An editorial in the Boston Journal via the Richmond Daily Dispatch of August 8, 1862 encourages Boston’s more successful men to volunteer instead of paying for substitutes:
Leading men wanted in the Federal army.
The Bottom [Boston] Journal has an editorial on volunteering which will be very unpalatable to the “solid men” of that city. It thinks the large bounties and subscriptions by citizens haven’t done much for the cause, and says:
It becomes us to inquire whether additional means are not necessary to secure us against the risks of failure. Instead, then, of every man of means and influence in the community casting about to see how he can induce somebody else to go to the war, would it not be advisable to consider, first, why he should not go himself? The army is suffering for want of the leading men of the North in its ranks — recruiting is suffering for the same reason — and so, too, is the public sentiment of the North. We all see it, and why should we not mention it?

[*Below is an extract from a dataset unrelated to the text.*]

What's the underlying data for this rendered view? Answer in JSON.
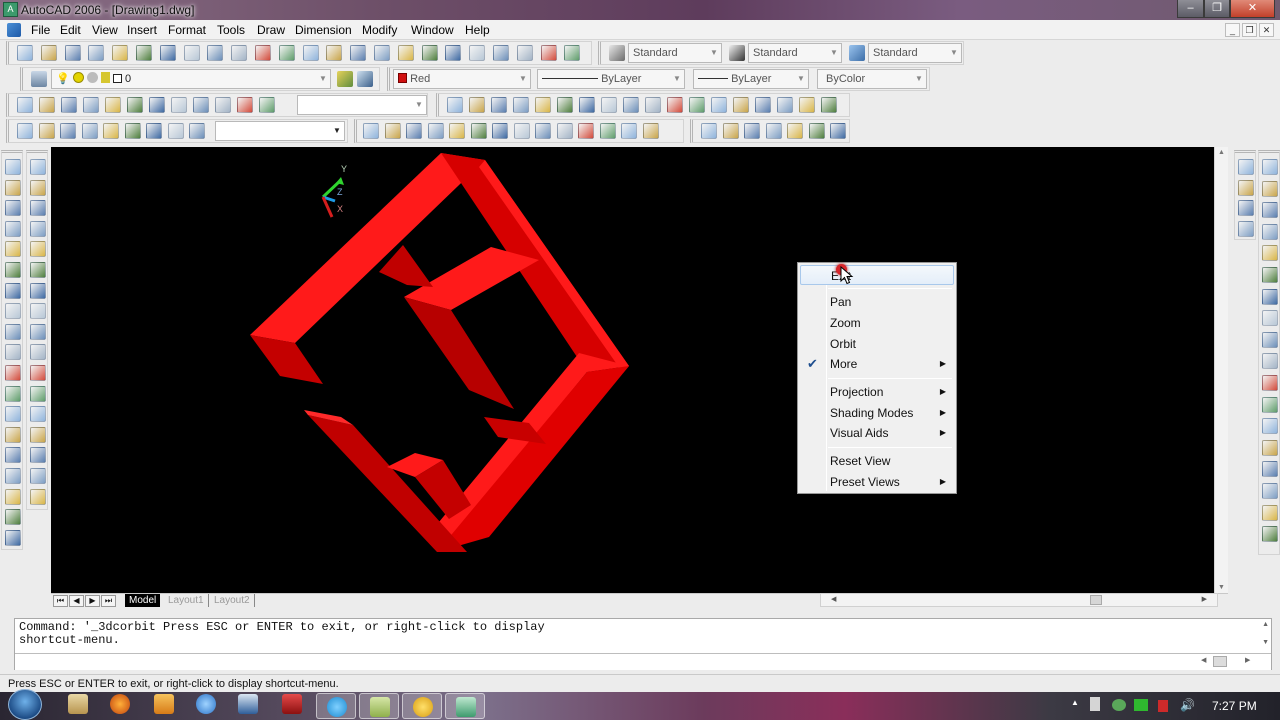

By leading men, we simply mean the more favored and influential section of every community — active business men in every vocation, employers, men who rely on their skill and capital rather than manual labor, professional men, &c. These are the men who have the greatest stake in the salvation of their country. They ought to be fully represented in the army. Are they? Do we see them contributing their share — not of money, for they are nobly doing that, but of men — to the new enlistments? We fear not; and yet, what an impulse they might give, far beyond the most liberal bounties yet offered ! Suppose that out of this great city only ten or twelve of such young or middle-aged men as we have indicated should to- day offer themselves to the ranks, trusting to their own buoyant merit to settle their position hereafter, would not hundreds be brought ought by their example? And in what other way could they do so much good, even if Providence should protract their lives to the utmost limits, amid all the conceivable privileges won by the bravery and the blood of others? How, also, could they better build up sterling characters for themselves, or found more precious attachment in the hearts that are near and dear to them?
We are told that our women are keeping back volunteers, and we are pointed to the devotion, however mistaken, of the women of the South,–The trouble is not here. Woman is ever but the depository and exponent of the dominant feeling of the community — and man is the pioneer. If he has not entered into the field of active patriotism, she will linger. Have we, then, who pretend to represent the intelligence and the activity of the North, have we done our duty in this respect? Have we, in our daily lives, in the presence of our families and friends, given the impression that our love of country is real, vital, something for which we are willing to live or die, as the good of the country shall require? We feel profoundly thankful that so goodly a representation of the talent and influence and moral worth of the North is now in the loyal army — but we want more. Of all times, too, we want it now.